Institutional Investors Now Trading Like YOLO Crowd

The combination of manic intraday swings and myopia imposed by extreme ambiguity around the long run macro picture is making day-traders of institutional investors.

That was one notable takeaway from the latest by Nomura’s Charlie McElligott, who on Wednesday called US equities “a quagmire” of short gamma and “extreme” short delta (figures below).

Dealer hedging flows continue to serve as accelerants, exacerbating directional moves as dips are sold and rips bought. This is the opposite of the virtuous dynamic in which the same flows insulate stocks via what amounts to synthetic dip-buying and rally-selling.

“By and large, the ongoing concerns and short-dated downside hedging demand from clients keeps dealers net sellers of futures as they maintain their own hedges to stay neutral, but then too provides massive ‘covering fodder’ on rallies,” Charlie wrote.

Nomura

This isn’t new. Hence McElligott’s “quagmire” characterization.

What is new, though, is the extent to which respectable market participants are increasingly prone to adopting a version of the Reddit/Robinhood crowd’s infamous, pop culture-inspired trading mantra.

“The literal ‘day-trading’ of options is fueling the manic intraday behavior [and] it’s not just retail YOLOing anymore,” McElligott wrote.

Lacking clarity on the long-term, and whipsawed by never-ending daily chop, institutional traders have “compress[ed] their time horizons now to intraday trading as well,” Charlie said. “You can’t just sit in positions while you’re constantly blowing through VaR risk limits daily.”

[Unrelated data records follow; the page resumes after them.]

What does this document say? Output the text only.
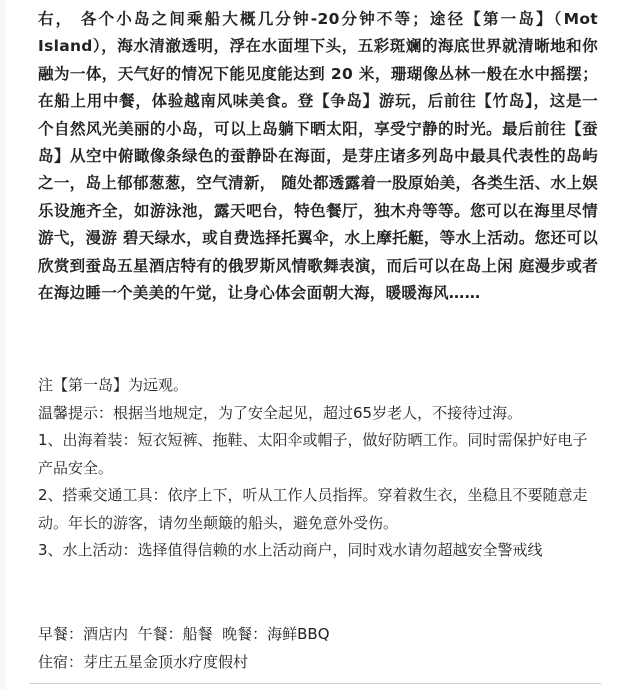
右， 各个小岛之间乘船大概几分钟-20分钟不等；途径【第一岛】（Mot Island），海水清澈透明，浮在水面埋下头，五彩斑斓的海底世界就清晰地和你融为一体，天气好的情况下能见度能达到 20 米，珊瑚像丛林一般在水中摇摆；在船上用中餐，体验越南风味美食。登【争岛】游玩，后前往【竹岛】，这是一个自然风光美丽的小岛，可以上岛躺下晒太阳，享受宁静的时光。最后前往【蚕岛】从空中俯瞰像条绿色的蚕静卧在海面，是芽庄诸多列岛中最具代表性的岛屿之一，岛上郁郁葱葱，空气清新， 随处都透露着一股原始美，各类生活、水上娱乐设施齐全，如游泳池，露天吧台，特色餐厅，独木舟等等。您可以在海里尽情游弋，漫游 碧天绿水，或自费选择托翼伞，水上摩托艇，等水上活动。您还可以欣赏到蚕岛五星酒店特有的俄罗斯风情歌舞表演，而后可以在岛上闲 庭漫步或者在海边睡一个美美的午觉，让身心体会面朝大海，暖暖海风……

注【第一岛】为远观。

温馨提示：根据当地规定，为了安全起见，超过65岁老人，不接待过海。

1、出海着装：短衣短裤、拖鞋、太阳伞或帽子，做好防晒工作。同时需保护好电子产品安全。

2、搭乘交通工具：依序上下，听从工作人员指挥。穿着救生衣，坐稳且不要随意走动。年长的游客，请勿坐颠簸的船头，避免意外受伤。

3、水上活动：选择值得信赖的水上活动商户，同时戏水请勿超越安全警戒线

早餐：酒店内 午餐：船餐 晚餐：海鲜BBQ

住宿：芽庄五星金顶水疗度假村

The figure (below) illustrates the point using Tuesday’s action in the tech ETF. The visual shows “aggressive” put-buying and the accompanying negative delta buildup.

Nomura

This all feeds on itself, and it doesn’t help that market depth is generally impaired and prone to further deterioration when volatility rises.

“We are now increasingly seeing institutional investors playing the ‘retail’ game too, buying 0-1-2-3 DTE Puts on selloff days and selling out by the close or buying short-dated Calls on short-squeeze rally days [and] similarly monetizing same-day,” McElligott remarked.